Das Asylgesetz ist dafür ein gutes Beispiel; seit 1997 musste der VfGH mehrmals Bestimmungen als verfassungswidrig aufheben. Wenn die anstehende Reform aber kommt wie geplant, wird sich der VfGH mit Regelungen konfrontiert sehen, die an den Grundfesten des Rechtsstaates rühren.

Ein Kernstück des Entwurfes ist der beinahe gänzliche Ausschluss der aufschiebenden Wirkung einer Berufung und damit die sofortige Vollstreckbarkeit des Bescheides der ersten Instanz.
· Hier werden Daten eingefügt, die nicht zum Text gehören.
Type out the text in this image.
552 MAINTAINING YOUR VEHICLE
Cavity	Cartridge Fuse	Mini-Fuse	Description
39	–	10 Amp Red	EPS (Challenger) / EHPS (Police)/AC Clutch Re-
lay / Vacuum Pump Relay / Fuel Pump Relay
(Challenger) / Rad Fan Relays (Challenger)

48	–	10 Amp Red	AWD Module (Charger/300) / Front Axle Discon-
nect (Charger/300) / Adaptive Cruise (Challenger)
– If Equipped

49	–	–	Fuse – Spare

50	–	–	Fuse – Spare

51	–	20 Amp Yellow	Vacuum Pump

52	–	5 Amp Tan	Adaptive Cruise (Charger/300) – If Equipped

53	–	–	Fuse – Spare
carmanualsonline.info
Erste Instanz ist das Bundesasylamt, das dem BMI untersteht. Entscheidet diese Behörde, dass ein Asylverfahren gar nicht durchzuführen ist oder dass ein Antrag abzuweisen ist, so bekommt der Antragsteller einen Bescheid und kann sofort mit behördlicher "Begleitung" aus dem Land geschafft werden. Dies selbstverständlich auch dann, wenn sich die Behörde geirrt hat; wenn sie also zum Beispiel irrigerweise angenommen hat, dass der Asylwerber im Herkunftsland keiner Verfolgung ausgesetzt ist. Das Risiko behördlicher Fehlentscheidungen trägt - in den meisten Fällen wohl endgültig - der Asylwerber.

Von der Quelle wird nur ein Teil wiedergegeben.